Matano is completely serverless and stores all data in ZSTD compressed parquet files in dirt-cheap object storage, allowing you to bring your own analytics stack for queries on large amounts of data for things like investigations and threat hunts. Since we store data in a columnar format and plug in query engines like Snowflake that are optimized for analytical processing the queries on specific columns will run much faster than they would run if executed on a search engine database like Elasticsearch which would require maintenance to scale.

I think it's important to understand that search engines and OLAP/data warehouse query engines have fundamental architectural differences that offer pros/cons for different use cases.

For enterprise security analytics on things like network or endpoint logs which can hit 10-100TB+/day, using anything other than a data lake is simply not a cost-effective option. Apache Iceberg was created as a big data table format for exactly this type of use case at companies like Netflix and Apple.
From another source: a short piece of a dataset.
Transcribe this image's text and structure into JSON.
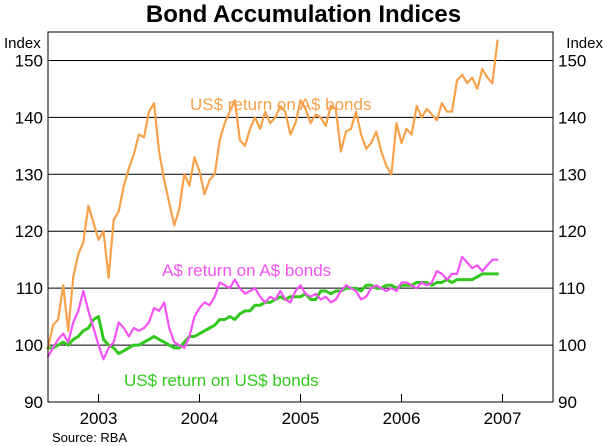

You are not wrong, but I do think realtime and olap have been converging a bit for a while.

Stateless elasticsearch and opensearch are actually moving to a similar model as what Matano proposes. They both have made announcements for stateless versions of their mutual forks. Data at rest with that will live in s3 and there are no more clusters, just auto scaling ingest and query nodes that coordinate via s3 and that allow you to scale your writes and reads independently. Internal elasticearch and opensearch data formats are of course heavily optimized and compact as well. Recent versions have e.g. added some more compression options and sparse colunn data support.

But they are also optimized for good read performance. There's a tradeoff. If you write once and read rarely, you'd use more heavy compression. If you expect to query vast amounts of data regularly, you need something more optimal because it takes CPU overhead to de-compress.

For search and aggregations, you either have an index or you basically need to scan through the entirety of your data. Athena does that. It's not cheap. Lambda functions still have to run somewhere and receive data. They don't run locally to buckets. Ultimately you pay for compute, bandwidth, and memory. Storing data is cheap but using it is not. That's the whole premise of how AWS makes money.

Splunk and Elasticsearch are explicitly aimed at real-time use cases (dashboards, alerts, etc.), which is also what Matano seems to be targeting. But it can also deal with cold storage. Index life cycle management allows you to move data from hot, warm, and cold storage. Cold here means snapshot in S3 that can be restored on demand for querying. It also has rollovers and a few other mechanisms to save a bit on storage. So, it's not that black and white.

Computing close to where the data lives is a good way to scale. Having indexing and caching can cut down on query overhead. That's hard with lambdas, athena, and related technology. But those are more suited for one off queries where you don't care that it might take a few seconds/minutes/hours to run. Different use case.